27^ canto dell’Inferno.

La situazione politica della Romagna.

Nell’ottavo cerchio dell’Inferno, Malebolge. Ottava bolgia. Il poeta dice a Guido da Montefeltro: «O anima che sei celata là in basso, la tua Romagna non è, e non è mai stata, senza guerra nei cuori dei suoi tiranni; ma ora palesemente non ve ne ho lasciata nessuna. Ravenna sta com’è stata per molti anni: l’aquila dei da Polenta la tiene sotto di sé, così che con le sue ali protegge Cervia.

«La città che già resisté a lungo all’assedio e compì la cruenta strage di Francesi, è dominata dagli artigli del leone verde. E il vecchio e il giovane mastino da Verucchio, che trattarono crudelmente Montagna, trasformano i denti in succhiello là dove erano soliti farlo. Le città del Lamone e del Santerno le governa il leoncino azzurro in campo bianco, che cambia fazione dall’estate all’inverno. E quella cui il Savio lambisce il lato occidentale, così come essa è situata tra la pianura e l’Appennino, vive in uno stato di mezzo tra la signoria e il governo libero.
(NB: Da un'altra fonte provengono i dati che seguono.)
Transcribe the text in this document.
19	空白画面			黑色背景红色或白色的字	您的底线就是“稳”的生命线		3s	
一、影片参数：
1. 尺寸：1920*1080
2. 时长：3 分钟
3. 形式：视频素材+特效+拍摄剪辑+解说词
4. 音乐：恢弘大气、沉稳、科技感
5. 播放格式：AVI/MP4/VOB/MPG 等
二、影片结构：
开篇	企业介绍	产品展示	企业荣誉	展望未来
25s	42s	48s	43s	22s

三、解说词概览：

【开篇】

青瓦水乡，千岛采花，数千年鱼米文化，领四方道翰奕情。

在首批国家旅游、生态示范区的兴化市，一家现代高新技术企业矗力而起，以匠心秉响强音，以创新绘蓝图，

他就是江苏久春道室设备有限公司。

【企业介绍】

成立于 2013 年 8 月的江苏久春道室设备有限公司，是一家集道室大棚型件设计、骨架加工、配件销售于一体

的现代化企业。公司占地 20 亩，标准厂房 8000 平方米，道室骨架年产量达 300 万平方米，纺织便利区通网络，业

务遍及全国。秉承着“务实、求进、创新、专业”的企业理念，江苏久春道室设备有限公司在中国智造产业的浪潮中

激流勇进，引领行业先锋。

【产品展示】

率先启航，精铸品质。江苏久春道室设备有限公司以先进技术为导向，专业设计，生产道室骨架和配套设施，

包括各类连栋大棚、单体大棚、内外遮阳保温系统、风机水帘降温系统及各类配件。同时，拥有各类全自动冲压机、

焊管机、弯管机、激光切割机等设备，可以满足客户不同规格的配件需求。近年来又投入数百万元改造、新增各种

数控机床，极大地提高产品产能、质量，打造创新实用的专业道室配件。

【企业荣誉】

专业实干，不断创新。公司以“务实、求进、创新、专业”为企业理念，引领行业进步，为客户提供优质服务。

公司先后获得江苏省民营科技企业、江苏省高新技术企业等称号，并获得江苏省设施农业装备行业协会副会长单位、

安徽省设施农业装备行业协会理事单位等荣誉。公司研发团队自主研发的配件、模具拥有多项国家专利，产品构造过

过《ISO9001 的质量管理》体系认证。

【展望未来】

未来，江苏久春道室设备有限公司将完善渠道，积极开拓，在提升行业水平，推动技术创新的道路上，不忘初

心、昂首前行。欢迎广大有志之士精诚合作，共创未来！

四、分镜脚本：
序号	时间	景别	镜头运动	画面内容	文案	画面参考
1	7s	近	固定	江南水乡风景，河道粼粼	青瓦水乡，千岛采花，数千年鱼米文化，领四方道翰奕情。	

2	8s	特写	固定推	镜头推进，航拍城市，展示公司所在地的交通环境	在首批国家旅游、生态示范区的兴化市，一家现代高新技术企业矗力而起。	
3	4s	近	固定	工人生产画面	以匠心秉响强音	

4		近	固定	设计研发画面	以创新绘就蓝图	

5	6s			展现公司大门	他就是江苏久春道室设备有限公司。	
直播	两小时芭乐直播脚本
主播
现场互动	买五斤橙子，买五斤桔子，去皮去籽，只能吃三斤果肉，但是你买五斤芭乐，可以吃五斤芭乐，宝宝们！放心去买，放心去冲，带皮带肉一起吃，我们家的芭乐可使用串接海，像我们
Ora ti prego di dirci chi sei; non essere restio a parlare più di quanto io sia stato con te, possa la tua nomea resistere fra gli uomini all’assalto del tempo».

Questa breve rassegna delle città romagnole operata da Dante si sviluppa con un linguaggio fortemente allusivo, con l’utilizzo di due specie di riferimenti: le immagini tipicamente zoomorfe, che si evidenziano sulle insegne nobiliari dei tiranni, peraltro mai nominati, e quelle riguardanti i fiumi Lamone, Santerno e Savio, per designare rispettivamente le città di Faenza, Imola e Cesena.